En especial lo hería el hecho de que las cosas hubieran tenido lugar bajo sus mismos ojos, y él no hubiera sabido verlas. ¡Qué ineptas se probaban sus ensoñaciones sobre el arte de la pintura! Había cometido el error inicial del mal pintor: no había captado el sentido de las visiones. Sí, posiblemente lo había obnubilado el amor, o lo que él había tomado por tal, pero aun así…
Trató de olvidarse de todo el asunto. Por suerte, había otros motivos de atención. La provincia se movilizaba en una actividad política sin precedentes, y él mismo comenzó a interesarse, deliberadamente. Siempre le había apasionado la cuestión hidráulica. En la historia, la hidráulica había estado siempre en la base de todas las burocracias eficaces. El Imperio había construido su maravillosa red estatal a partir de los trabajos a que obligaba el riego intensivo para el cultivo del arroz. Y la nueva administración no renegaba en absoluto de ese aspecto del pasado, más bien por el contrario. El gobierno revolucionario central había hecho todo lo posible por restaurar, y en lo posible superar en perfección, la trama de funcionarios de la época Ming, cuya decadencia, lentísima, era prueba fehaciente de excelencia.

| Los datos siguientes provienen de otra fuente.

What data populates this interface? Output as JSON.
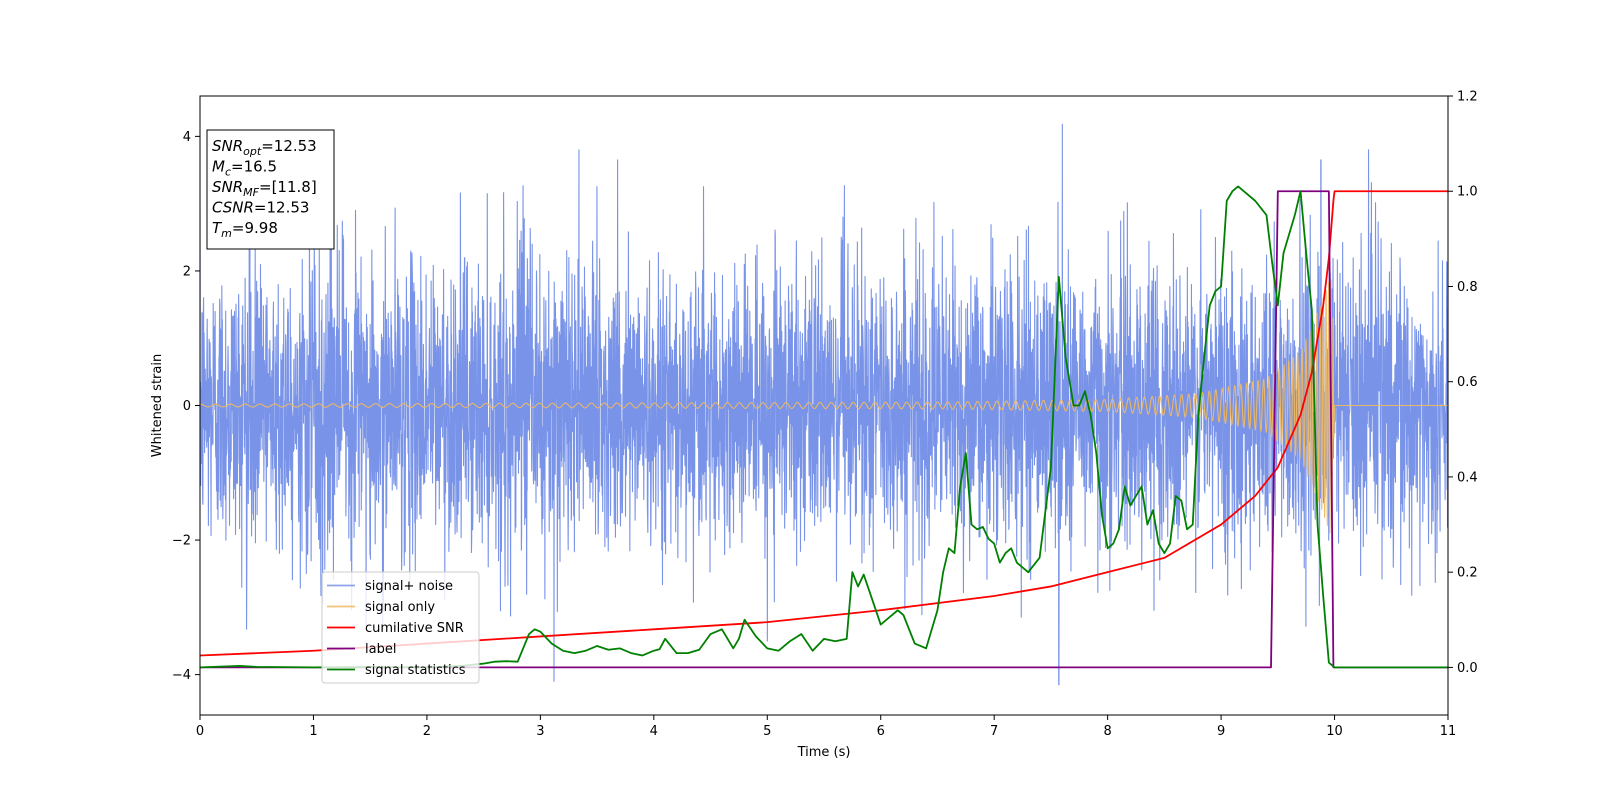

El año anterior había comenzado la planificación del aprovechamiento del Qu para la agricultura. Era un río que unía los valles centrales entre las dos cadenas paralelas de las montañas Verdes, y la región de Hosa. El debate sobre la magnitud y la implementación precisa de estos trabajos agitaban la provincia. Cuando se pusieron en marcha, era fácil ver que la fisonomía social del área cambiaría drásticamente. Los montañeses mismos se verían arrancados de su inmovilidad de milenios, cuando todas las laderas inferiores comenzaran a recibir el riego y se crearan las plantaciones.
Lu Hsin fue invitado a formar parte de la comisión vecinal que trataba el asunto, y no tardó en volverse el cerebro del grupo, y su directivo más lúcido. Estas actividades, y la perspectiva de transformación que se cernía sobre los montañeses, lo llevaron a repensar su caso personal bajo una luz más objetiva. Su error, se dijo, había sido pensar que su situación podía resolverse con una movida individual. Ahora las consideraciones de la etiqueta, que siempre son individuales pese a su trasfondo social, le parecían fuera de lugar. Había estado pensando en la cabeza de gente como esos patéticos amigos suyos, Hua P'i-p'ei o Wen Tsi, con su absurda vacilación entre las formas de una elegancia con la que habían soñado sus antepasados (ni siquiera ellos) y una pretendida puesta al día en teoría marxista, que en realidad se les escapaba por completo. Por otra parte, ahora que comenzaba a tomar un contacto más estrecho y cotidiano con los jóvenes revolucionarios, los veía, lisa y llanamente, como caricaturas del amor. Y no sin cierta sorpresa, advertía que ellos en él veían, a través de los velos de un desconocimiento que incluso tomaba el carácter de una carencia léxica, el emblema mismo del amor, y paradójicamente lo respetaban por eso. «Si fue el amor quien me dio mi inteligencia», se decía el señor Lu, «sólo el amor podrá quitármela momentáneamente.»